Four weeks. Four. Whole. Weeks.
My fingers dug into my lap, twisting the fabric of my skirt as I stared out the window, but I wasn't seeing anything.
No. This wasn't happening. It couldn't be happening.
I had never been late before. Not once. My cycle was as regular as the morning sun, coming and going with the kind of precision I had always taken for granted.
And now, it was just... missing. Disappeared. Gone.
Oh God. No. No, no, no.
The sickening weight of realization pressed down on me, making it impossible to sit still. My palms were damp. My stomach twisted, nausea rolling over me in waves.
I felt sick.
A shaky breath left me, barely making it past my lips.
If I was pregnant-
I couldn't even say it. The word alone felt like it would shatter me.
I could already hear daddy's voice in my head.
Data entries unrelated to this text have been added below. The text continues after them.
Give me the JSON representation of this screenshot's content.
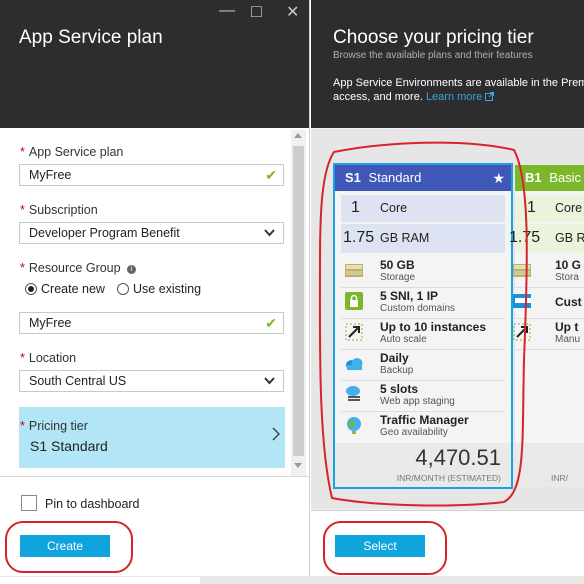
{
  "left": {
    "title": "App Service plan",
    "window_controls": {
      "minimize": "—",
      "maximize": "□",
      "close": "✕"
    },
    "plan_label": "App Service plan",
    "plan_value": "MyFree",
    "subscription_label": "Subscription",
    "subscription_value": "Developer Program Benefit",
    "resource_group_label": "Resource Group",
    "rg_create_new": "Create new",
    "rg_use_existing": "Use existing",
    "rg_value": "MyFree",
    "location_label": "Location",
    "location_value": "South Central US",
    "pricing_label": "Pricing tier",
    "pricing_value": "S1 Standard",
    "pin_label": "Pin to dashboard",
    "create_button": "Create",
    "required_mark": "*",
    "check_glyph": "✔",
    "chevron_glyph": "⌵",
    "info_glyph": "i"
  },
  "right": {
    "title": "Choose your pricing tier",
    "subtitle": "Browse the available plans and their features",
    "note": "App Service Environments are available in the Prem",
    "note_line2": "access, and more.",
    "learn_more": "Learn more",
    "select_button": "Select"
  },
  "cards": [
    {
      "tier": "S1",
      "name": "Standard",
      "star": "★",
      "cores_num": "1",
      "cores_label": "Core",
      "ram_num": "1.75",
      "ram_label": "GB RAM",
      "features": [
        {
          "title": "50 GB",
          "sub": "Storage",
          "icon": "storage-icon"
        },
        {
          "title": "5 SNI, 1 IP",
          "sub": "Custom domains",
          "icon": "lock-icon"
        },
        {
          "title": "Up to 10 instances",
          "sub": "Auto scale",
          "icon": "autoscale-icon"
        },
        {
          "title": "Daily",
          "sub": "Backup",
          "icon": "cloud-backup-icon"
        },
        {
          "title": "5 slots",
          "sub": "Web app staging",
          "icon": "slots-icon"
        },
        {
          "title": "Traffic Manager",
          "sub": "Geo availability",
          "icon": "globe-icon"
        }
      ],
      "price": "4,470.51",
      "price_unit": "INR/MONTH (ESTIMATED)"
    },
    {
      "tier": "B1",
      "name": "Basic",
      "cores_num": "1",
      "cores_label": "Core",
      "ram_num": "1.75",
      "ram_label": "GB R",
      "features": [
        {
          "title": "10 G",
          "sub": "Stora",
          "icon": "storage-icon"
        },
        {
          "title": "Cust",
          "sub": "",
          "icon": "www-icon"
        },
        {
          "title": "Up t",
          "sub": "Manu",
          "icon": "autoscale-icon"
        }
      ],
      "price_unit": "INR/"
    }
  ],
  "colors": {
    "accent": "#10a4dc",
    "header": "#2d2d30",
    "standard": "#3f57b7",
    "basic": "#7ab829",
    "selected": "#b2e6f7",
    "annotation": "#d8232a"
  }
}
"Renna Rose Lancaster, do you have any idea what you've done?"
The disappointment. He would look at me like I wasn't his little girl anymore.
No. I needed to be rational. Logical.
I couldn't lose my mind over a missed period. Maybe it was just late. Maybe my body was just adjusting to the travel, the stress.
A sharp turn jolts me upright. I blink, disoriented, before realizing we're approaching campus.
I pressed my hands against my face, my nails digging into my skin.